All cattle are slaughtered off grass at between 18 and 20 months of age. Brothers John and Stephen hope to increase the number of paddocks on farm this year to help improve grazing performance.
Peter and John Doyle, Shillelagh, Co Wicklow
Father and son team Peter and John Doyle run a tillage and dairy beef enterprise on their farm outside Shillelagh in Co Wicklow. The family have been doing dairy calf to beef for a number of years and are constantly trying to improve the system. They join the programme with the view that having calves of known genetics on farm will improve both the liveweight performance and the resulting carcase weight being realised.
Thrive demo farm, Cashel, Co Tipperary
The Irish Farmers Journal Thrive demonstration farm is located on the farm of John Hally, Carron, Cashel, Co Tipperary. The difference between the demo farm and the other Thrive programme farms located around the country is that the cattle on the demo farm are owned by the Irish Farmers Journal.
Like with our beef and sheep enterprises on Tullamore Farm, the Irish Farmers Journal has skin in the game when it comes to needing stock to perform and leave a positive margin at the end of the system. While the 45ha former dairy farm in south Tipperary is of excellent quality which allows for a long grazing season, the greatest asset on farm is John Hally himself. It is his attention to detail and management of every minute aspect of the production system that drives the technical performance on farm.
Each year, 140 calves are purchased and reared on the farm. These are split evenly between bulls and heifers and in recent years have included Angus-, Hereford-, Limousin-, Aubrac- and Belgian Blue-sired animals.
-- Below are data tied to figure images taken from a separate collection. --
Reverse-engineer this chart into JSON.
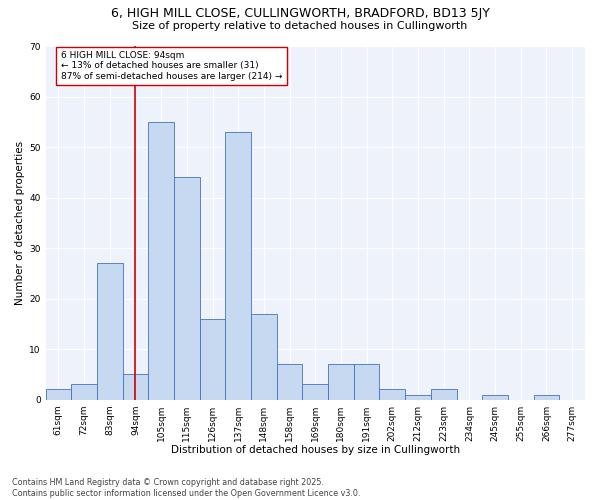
{
  "title1": "6, HIGH MILL CLOSE, CULLINGWORTH, BRADFORD, BD13 5JY",
  "title2": "Size of property relative to detached houses in Cullingworth",
  "xlabel": "Distribution of detached houses by size in Cullingworth",
  "ylabel": "Number of detached properties",
  "categories": [
    "61sqm",
    "72sqm",
    "83sqm",
    "94sqm",
    "105sqm",
    "115sqm",
    "126sqm",
    "137sqm",
    "148sqm",
    "158sqm",
    "169sqm",
    "180sqm",
    "191sqm",
    "202sqm",
    "212sqm",
    "223sqm",
    "234sqm",
    "245sqm",
    "255sqm",
    "266sqm",
    "277sqm"
  ],
  "values": [
    2,
    3,
    27,
    5,
    55,
    44,
    16,
    53,
    17,
    7,
    3,
    7,
    7,
    2,
    1,
    2,
    0,
    1,
    0,
    1,
    0
  ],
  "bar_color": "#c6d9f0",
  "bar_edge_color": "#4472c4",
  "bg_color": "#eef2fa",
  "grid_color": "#ffffff",
  "vline_x": 3,
  "vline_color": "#cc0000",
  "annotation_text": "6 HIGH MILL CLOSE: 94sqm\n← 13% of detached houses are smaller (31)\n87% of semi-detached houses are larger (214) →",
  "annotation_box_color": "#ffffff",
  "annotation_box_edge": "#cc0000",
  "ylim": [
    0,
    70
  ],
  "yticks": [
    0,
    10,
    20,
    30,
    40,
    50,
    60,
    70
  ],
  "footnote": "Contains HM Land Registry data © Crown copyright and database right 2025.\nContains public sector information licensed under the Open Government Licence v3.0.",
  "title_fontsize": 9,
  "subtitle_fontsize": 8,
  "axis_label_fontsize": 7.5,
  "tick_fontsize": 6.5,
  "annotation_fontsize": 6.5,
  "footnote_fontsize": 5.8
}
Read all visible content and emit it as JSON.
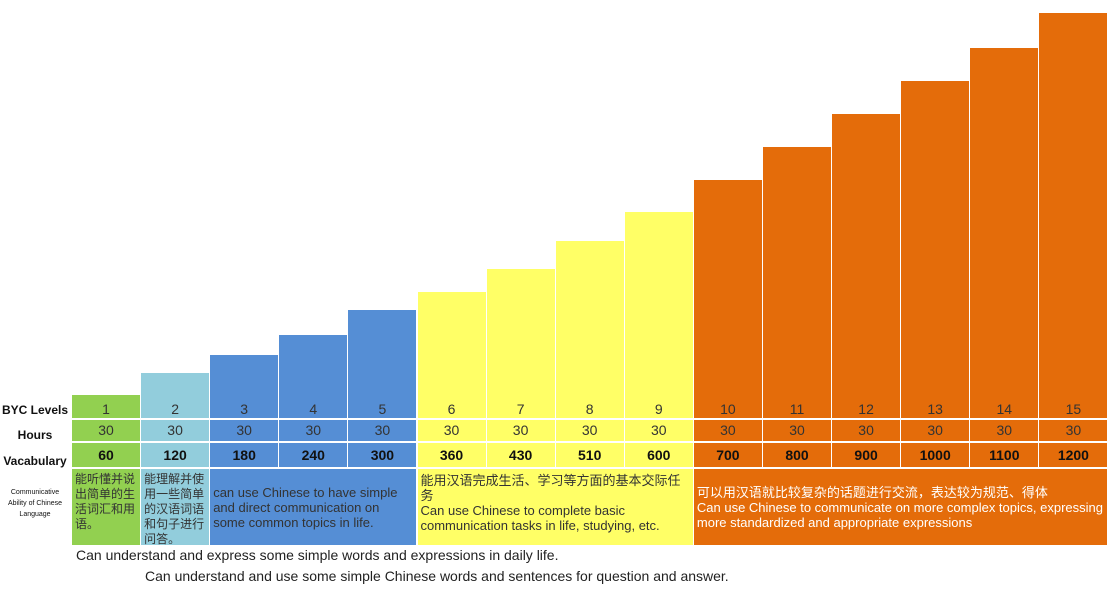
{
  "chart_data": {
    "type": "bar",
    "title": "",
    "row_labels": {
      "levels": "BYC Levels",
      "hours": "Hours",
      "vocabulary": "Vacabulary",
      "ability": "Communicative Ability of Chinese Language"
    },
    "levels": [
      "1",
      "2",
      "3",
      "4",
      "5",
      "6",
      "7",
      "8",
      "9",
      "10",
      "11",
      "12",
      "13",
      "14",
      "15"
    ],
    "hours": [
      "30",
      "30",
      "30",
      "30",
      "30",
      "30",
      "30",
      "30",
      "30",
      "30",
      "30",
      "30",
      "30",
      "30",
      "30"
    ],
    "vocabulary": [
      "60",
      "120",
      "180",
      "240",
      "300",
      "360",
      "430",
      "510",
      "600",
      "700",
      "800",
      "900",
      "1000",
      "1100",
      "1200"
    ],
    "groups": [
      {
        "levels": [
          1
        ],
        "color": "#92d050",
        "text": "能听懂并说出简单的生活词汇和用语。"
      },
      {
        "levels": [
          2
        ],
        "color": "#92cddc",
        "text": "能理解并使用一些简单的汉语词语和句子进行问答。"
      },
      {
        "levels": [
          3,
          4,
          5
        ],
        "color": "#558ed5",
        "text": "can use Chinese to have simple and direct communication on some common topics in life."
      },
      {
        "levels": [
          6,
          7,
          8,
          9
        ],
        "color": "#ffff66",
        "text": "能用汉语完成生活、学习等方面的基本交际任务",
        "text2": "Can use Chinese to complete basic communication tasks in life, studying, etc."
      },
      {
        "levels": [
          10,
          11,
          12,
          13,
          14,
          15
        ],
        "color": "#e46c0a",
        "text": "可以用汉语就比较复杂的话题进行交流，表达较为规范、得体",
        "text2": "Can use Chinese to communicate on more complex topics, expressing more standardized and appropriate expressions"
      }
    ],
    "notes": [
      "Can understand and express some simple words and expressions in daily life.",
      "Can understand and use some simple Chinese words and sentences for question and answer."
    ]
  }
}
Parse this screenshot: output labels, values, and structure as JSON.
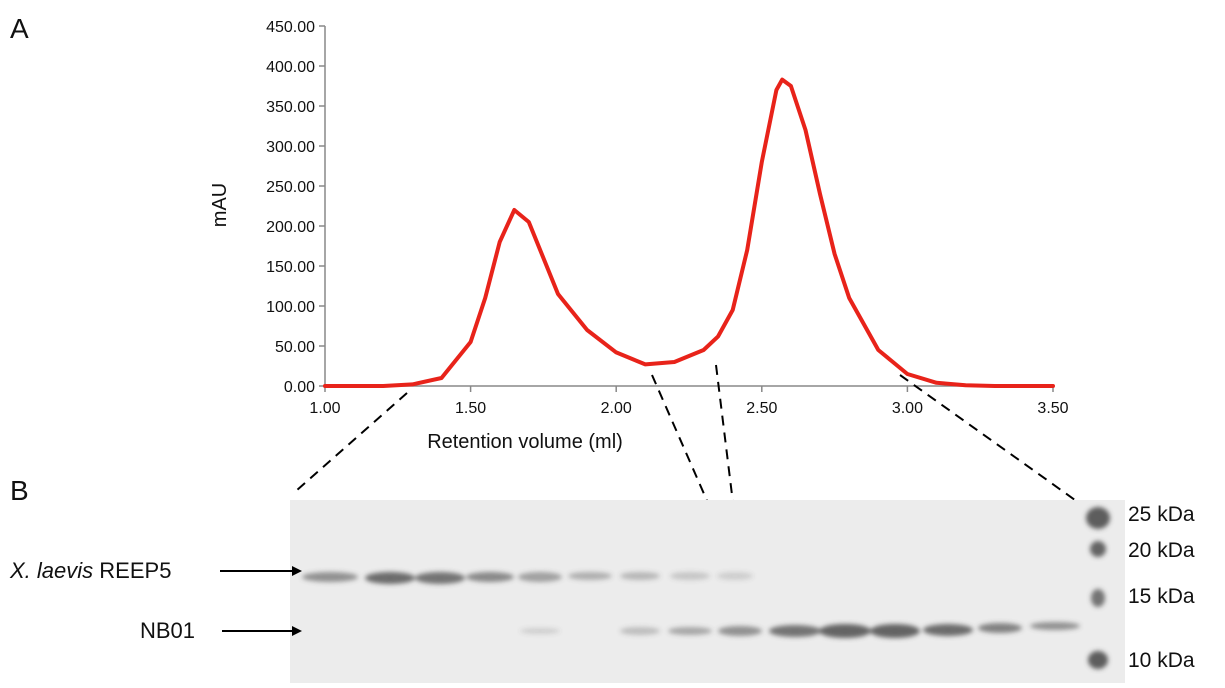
{
  "chart_data": {
    "type": "line",
    "x_label": "Retention volume (ml)",
    "y_label": "mAU",
    "series": [
      {
        "color": "#e8231a",
        "x": [
          1.0,
          1.2,
          1.3,
          1.4,
          1.5,
          1.55,
          1.6,
          1.65,
          1.7,
          1.75,
          1.8,
          1.9,
          2.0,
          2.1,
          2.2,
          2.3,
          2.35,
          2.4,
          2.45,
          2.5,
          2.55,
          2.57,
          2.6,
          2.65,
          2.7,
          2.75,
          2.8,
          2.9,
          3.0,
          3.1,
          3.2,
          3.3,
          3.5
        ],
        "values": [
          0,
          0,
          2,
          10,
          55,
          110,
          180,
          220,
          205,
          160,
          115,
          70,
          42,
          27,
          30,
          45,
          62,
          95,
          170,
          280,
          370,
          383,
          375,
          320,
          240,
          165,
          110,
          45,
          15,
          4,
          1,
          0,
          0
        ]
      }
    ],
    "xlim": [
      1.0,
      3.5
    ],
    "xticks": [
      {
        "value": 1.0,
        "label": "1.00"
      },
      {
        "value": 1.5,
        "label": "1.50"
      },
      {
        "value": 2.0,
        "label": "2.00"
      },
      {
        "value": 2.5,
        "label": "2.50"
      },
      {
        "value": 3.0,
        "label": "3.00"
      },
      {
        "value": 3.5,
        "label": "3.50"
      }
    ],
    "ylim": [
      0,
      450
    ],
    "yticks": [
      {
        "value": 0,
        "label": "0.00"
      },
      {
        "value": 50,
        "label": "50.00"
      },
      {
        "value": 100,
        "label": "100.00"
      },
      {
        "value": 150,
        "label": "150.00"
      },
      {
        "value": 200,
        "label": "200.00"
      },
      {
        "value": 250,
        "label": "250.00"
      },
      {
        "value": 300,
        "label": "300.00"
      },
      {
        "value": 350,
        "label": "350.00"
      },
      {
        "value": 400,
        "label": "400.00"
      },
      {
        "value": 450,
        "label": "450.00"
      }
    ]
  },
  "panel_labels": [
    "A",
    "B"
  ],
  "gel": {
    "bands": [
      {
        "label_italic": "X. laevis",
        "label": "REEP5"
      },
      {
        "label": "NB01"
      }
    ],
    "markers": [
      "25 kDa",
      "20 kDa",
      "15 kDa",
      "10 kDa"
    ]
  }
}
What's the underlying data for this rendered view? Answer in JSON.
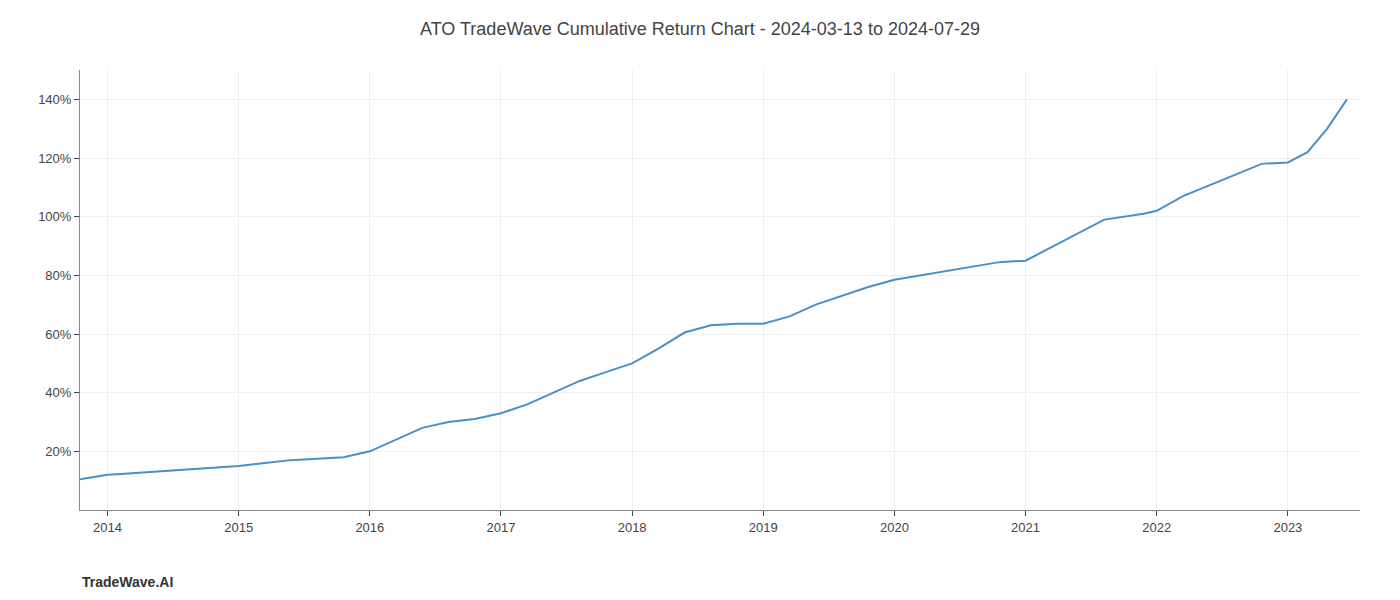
{
  "chart_data": {
    "type": "line",
    "title": "ATO TradeWave Cumulative Return Chart - 2024-03-13 to 2024-07-29",
    "annotations": [
      "TradeWave.AI"
    ],
    "color": "#4a90c4",
    "x": [
      2013.79,
      2013.87,
      2013.95,
      2014.0,
      2014.1,
      2014.2,
      2014.4,
      2014.6,
      2014.8,
      2015.0,
      2015.2,
      2015.4,
      2015.6,
      2015.8,
      2016.0,
      2016.2,
      2016.4,
      2016.6,
      2016.8,
      2017.0,
      2017.2,
      2017.4,
      2017.6,
      2017.8,
      2018.0,
      2018.2,
      2018.4,
      2018.6,
      2018.8,
      2019.0,
      2019.2,
      2019.4,
      2019.6,
      2019.8,
      2020.0,
      2020.2,
      2020.5,
      2020.8,
      2021.0,
      2021.3,
      2021.6,
      2021.9,
      2022.0,
      2022.2,
      2022.5,
      2022.8,
      2023.0,
      2023.15,
      2023.3,
      2023.45
    ],
    "values": [
      10.5,
      11.0,
      11.5,
      12.0,
      12.3,
      12.6,
      13.2,
      13.6,
      14.2,
      15.0,
      16.0,
      17.0,
      17.5,
      18.0,
      20.0,
      24.0,
      28.0,
      30.0,
      31.0,
      33.0,
      36.0,
      40.0,
      44.0,
      47.0,
      50.0,
      55.0,
      60.5,
      63.0,
      63.5,
      63.5,
      66.0,
      70.0,
      73.0,
      76.0,
      78.5,
      80.0,
      82.0,
      84.5,
      85.0,
      92.0,
      99.0,
      101.0,
      102.0,
      107.0,
      112.5,
      118.0,
      118.5,
      122.0,
      130.0,
      140.0
    ],
    "xlim": [
      2013.79,
      2023.55
    ],
    "xticks": [
      2014,
      2015,
      2016,
      2017,
      2018,
      2019,
      2020,
      2021,
      2022,
      2023
    ],
    "ylim": [
      0,
      150
    ],
    "yticks": [
      {
        "value": 20,
        "label": "20%"
      },
      {
        "value": 40,
        "label": "40%"
      },
      {
        "value": 60,
        "label": "60%"
      },
      {
        "value": 80,
        "label": "80%"
      },
      {
        "value": 100,
        "label": "100%"
      },
      {
        "value": 120,
        "label": "120%"
      },
      {
        "value": 140,
        "label": "140%"
      }
    ],
    "grid": true
  }
}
The farm looks to operate a 19– to 20-month system, with cattle slaughtered off grass at the end of the grazing season.
What is becoming apparent as each year passes and we have more data from the farm, is the varying ability of different breeds to be able to meet such a young slaughter age.
In order to hit target carcase weights, animals need to be performing every day they are on farm. In 2020, heifers averaged 280kg carcase weight at 19.7 months while the bullocks averaged 324kg at 20.3 months of age.